The problem is both natural and man-made. At the top of a building as high as the Woolworth, for instance, temperatures will vary tremendously within the space of a few hours, alternately swelling and contracting the surface until it is strained quite literally to the breaking point. High winds and the consequent—though minor—swaying involved add their own kinds of pressure. Some buildings may leak, letting the water gather around steel girders; rusting follows and swells until it pops off bricks or slabs of stone and terra-cotta facing. Finally, there is air pollution, an insidious assault that simply eats away at the stone, just as it has in poor, harried Venice.

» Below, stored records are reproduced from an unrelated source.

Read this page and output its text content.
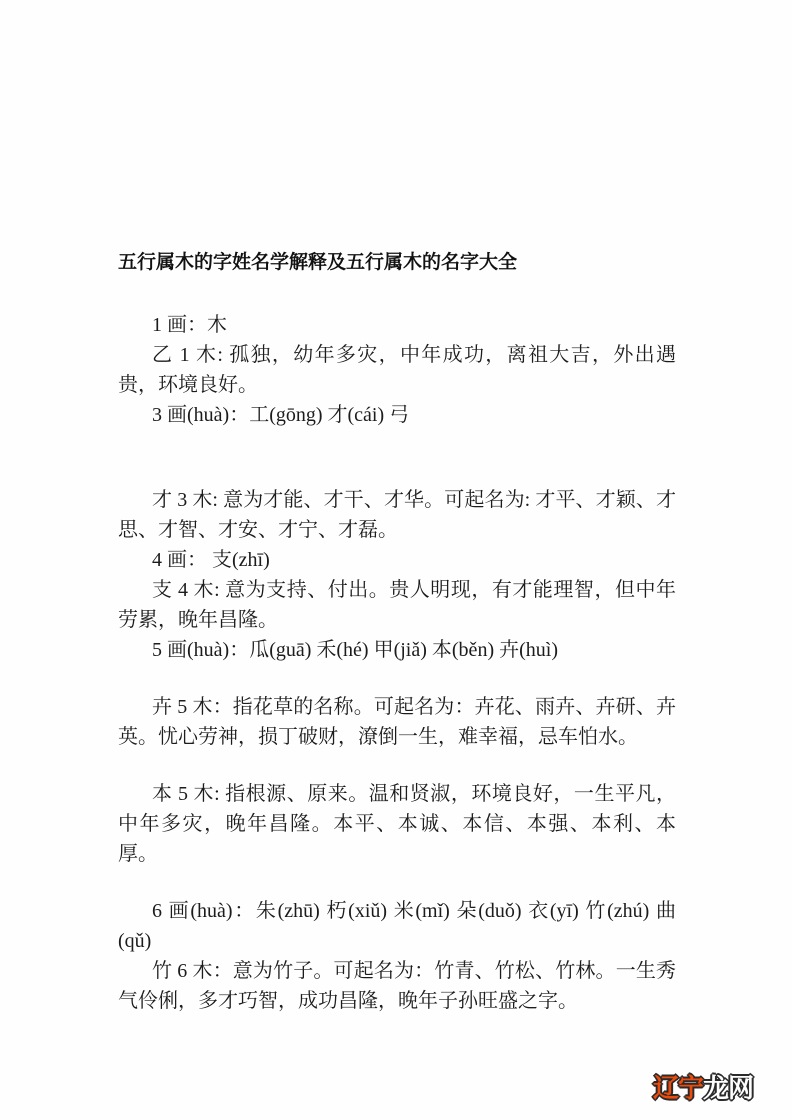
五行属木的字姓名学解释及五行属木的名字大全

1 画：木

乙 1 木: 孤独，幼年多灾，中年成功，离祖大吉，外出遇贵，环境良好。

3 画(huà)：工(gōng) 才(cái) 弓

才 3 木: 意为才能、才干、才华。可起名为: 才平、才颖、才思、才智、才安、才宁、才磊。

4 画： 支(zhī)

支 4 木: 意为支持、付出。贵人明现，有才能理智，但中年劳累，晚年昌隆。

5 画(huà)：瓜(guā) 禾(hé) 甲(jiǎ) 本(běn) 卉(huì)

卉 5 木：指花草的名称。可起名为：卉花、雨卉、卉研、卉英。忧心劳神，损丁破财，潦倒一生，难幸福，忌车怕水。

本 5 木: 指根源、原来。温和贤淑，环境良好，一生平凡，中年多灾，晚年昌隆。本平、本诚、本信、本强、本利、本厚。

6 画(huà)：朱(zhū) 朽(xiǔ) 米(mǐ) 朵(duǒ) 衣(yī) 竹(zhú) 曲(qǔ)

竹 6 木：意为竹子。可起名为：竹青、竹松、竹林。一生秀气伶俐，多才巧智，成功昌隆，晚年子孙旺盛之字。

辽宁龙网
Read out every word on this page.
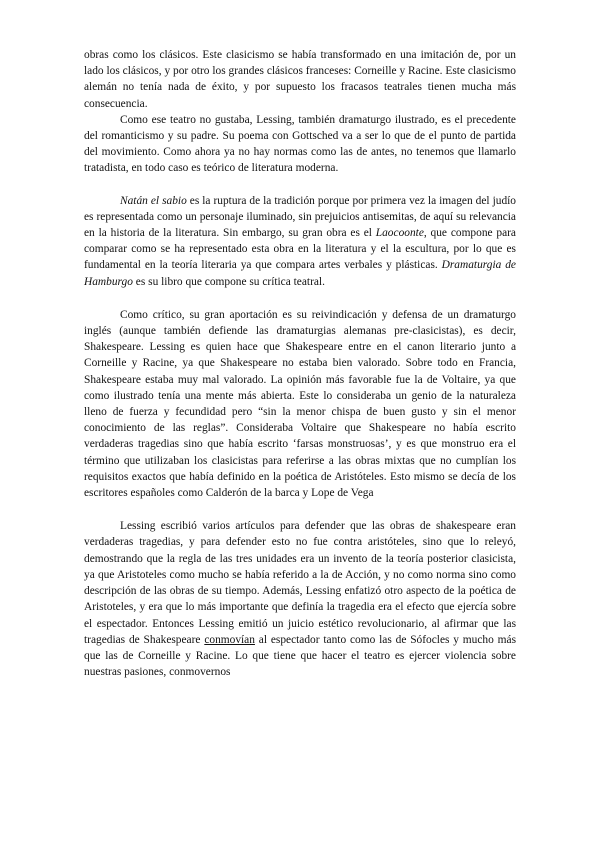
obras como los clásicos. Este clasicismo se había transformado en una imitación de, por un lado los clásicos, y por otro los grandes clásicos franceses: Corneille y Racine. Este clasicismo alemán no tenía nada de éxito, y por supuesto los fracasos teatrales tienen mucha más consecuencia.

Como ese teatro no gustaba, Lessing, también dramaturgo ilustrado, es el precedente del romanticismo y su padre. Su poema con Gottsched va a ser lo que de el punto de partida del movimiento. Como ahora ya no hay normas como las de antes, no tenemos que llamarlo tratadista, en todo caso es teórico de literatura moderna.

Natán el sabio es la ruptura de la tradición porque por primera vez la imagen del judío es representada como un personaje iluminado, sin prejuicios antisemitas, de aquí su relevancia en la historia de la literatura. Sin embargo, su gran obra es el Laocoonte, que compone para comparar como se ha representado esta obra en la literatura y el la escultura, por lo que es fundamental en la teoría literaria ya que compara artes verbales y plásticas. Dramaturgia de Hamburgo es su libro que compone su crítica teatral.

Como crítico, su gran aportación es su reivindicación y defensa de un dramaturgo inglés (aunque también defiende las dramaturgias alemanas pre-clasicistas), es decir, Shakespeare. Lessing es quien hace que Shakespeare entre en el canon literario junto a Corneille y Racine, ya que Shakespeare no estaba bien valorado. Sobre todo en Francia, Shakespeare estaba muy mal valorado. La opinión más favorable fue la de Voltaire, ya que como ilustrado tenía una mente más abierta. Este lo consideraba un genio de la naturaleza lleno de fuerza y fecundidad pero “sin la menor chispa de buen gusto y sin el menor conocimiento de las reglas”. Consideraba Voltaire que Shakespeare no había escrito verdaderas tragedias sino que había escrito ‘farsas monstruosas’, y es que monstruo era el término que utilizaban los clasicistas para referirse a las obras mixtas que no cumplían los requisitos exactos que había definido en la poética de Aristóteles. Esto mismo se decía de los escritores españoles como Calderón de la barca y Lope de Vega

Lessing escribió varios artículos para defender que las obras de shakespeare eran verdaderas tragedias, y para defender esto no fue contra aristóteles, sino que lo releyó, demostrando que la regla de las tres unidades era un invento de la teoría posterior clasicista, ya que Aristoteles como mucho se había referido a la de Acción, y no como norma sino como descripción de las obras de su tiempo. Además, Lessing enfatizó otro aspecto de la poética de Aristoteles, y era que lo más importante que definía la tragedia era el efecto que ejercía sobre el espectador. Entonces Lessing emitió un juicio estético revolucionario, al afirmar que las tragedias de Shakespeare conmovían al espectador tanto como las de Sófocles y mucho más que las de Corneille y Racine. Lo que tiene que hacer el teatro es ejercer violencia sobre nuestras pasiones, conmovernos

Altogether, a dismal prospect, and one not easy to correct. One estimate has it that the most minimal repair work on the façades of such buildings runs to about one dollar a square foot—in the case of a structure with as much surface as the Woolworth Building, a matter of several hundred thousand dollars, at least. What to do? Well, until some cheap, practical means of restoration is found, the owners of the Woolworth Building have taken to draping its towers and turrets and gargoyles in huge nets in order to catch falling chunks, as the photograph above illustrates. A temporary and not altogether satisfactory solution, obviously. New Yorkers promenading the vicinity of Broadway and Park Place might reflect, as one contractor did: “We may be running into very dangerous times.”